As former soldiers, the team members are used to taking orders and not question it and within civil jobs in our area, this hierarchy is continued. One boss gives orders that the rest follow. Unlike in the army, you just leave if you do not agree in a day labor job. To create a foundation where it is expected, safe and valued for everyone to raise their opinions, are of course not done in a day.
With no egalitarian work experience, the language and understanding of what it meant to have equal rights and to be heard as part of a team, was not present among my colleagues. Our first contracts were therefor to statue that disagreeing was ok, that there was no need to leave because of different opinions, that it actually could lead to better solutions if more people were heard.
It has also been a challenge to divide between responsibilities and actual implementation. We tried for a while to divide salaries, so the ones with responsibilities got higher salaries. The result was that the person in charge made all the decisions as expected as a leader here, and then gave orders to the ones implementing it. The quality of the work went down since decisions were made by one person’s understanding alone, and the people implementing it had no ownership to the task.
Since 2012 we have therefor had equal pay for everyone, me, Line included, and it has been a major success. Maybe not for my personal pension opportunities in Norway, but for us as a team, I will assert that our equal pay has been the key factor for us developing from a clear hierarchical structure, as expected culturally in this area, to an egalitarian organization where everyone has different responsibilities, but still an equal role in the team.
It was not done in a day, and it has been two steps forward and one back, but it has progressed in the right direction.
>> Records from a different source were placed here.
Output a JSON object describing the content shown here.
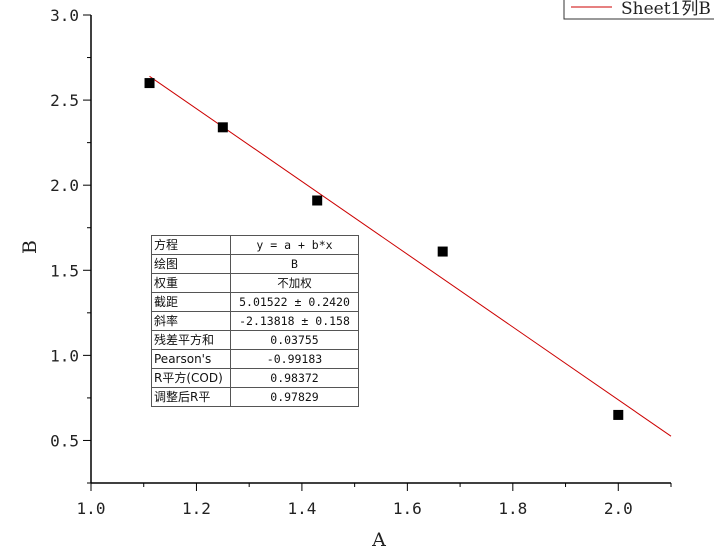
{
  "chart_data": {
    "type": "scatter",
    "xlabel": "A",
    "ylabel": "B",
    "xlim": [
      1.0,
      2.1
    ],
    "ylim": [
      0.25,
      3.0
    ],
    "x_ticks": [
      "1.0",
      "1.2",
      "1.4",
      "1.6",
      "1.8",
      "2.0"
    ],
    "y_ticks": [
      "0.5",
      "1.0",
      "1.5",
      "2.0",
      "2.5",
      "3.0"
    ],
    "series": [
      {
        "name": "",
        "marker": "square",
        "color": "#000000",
        "x": [
          1.111,
          1.25,
          1.429,
          1.667,
          2.0
        ],
        "y": [
          2.6,
          2.34,
          1.91,
          1.61,
          0.65
        ]
      }
    ],
    "fit": {
      "intercept": 5.01522,
      "slope": -2.13818,
      "x_range": [
        1.111,
        2.1
      ],
      "color": "#cc0000"
    },
    "legend": {
      "label": "Sheet1列B",
      "position": "top-right"
    },
    "fit_table": [
      {
        "key": "方程",
        "value": "y = a + b*x"
      },
      {
        "key": "绘图",
        "value": "B"
      },
      {
        "key": "权重",
        "value": "不加权"
      },
      {
        "key": "截距",
        "value": "5.01522 ± 0.2420"
      },
      {
        "key": "斜率",
        "value": "-2.13818 ± 0.158"
      },
      {
        "key": "残差平方和",
        "value": "0.03755"
      },
      {
        "key": "Pearson's",
        "value": "-0.99183"
      },
      {
        "key": "R平方(COD)",
        "value": "0.98372"
      },
      {
        "key": "调整后R平",
        "value": "0.97829"
      }
    ]
  }
}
I will never forget the first time I got a phone call from the team where they called to have my opinion on something, only they were so into a discussion they forgot I was there and just hung up. To say I was proud does not halfway cover it!
We still have a long way to go, but with architect Jae-Young Lee now included in the team, an open-minded understanding of educated foreigners as equals, are getting better implemented. With Daniel Evensen as a connected architect, also designing together with the team, our work has been further lifted.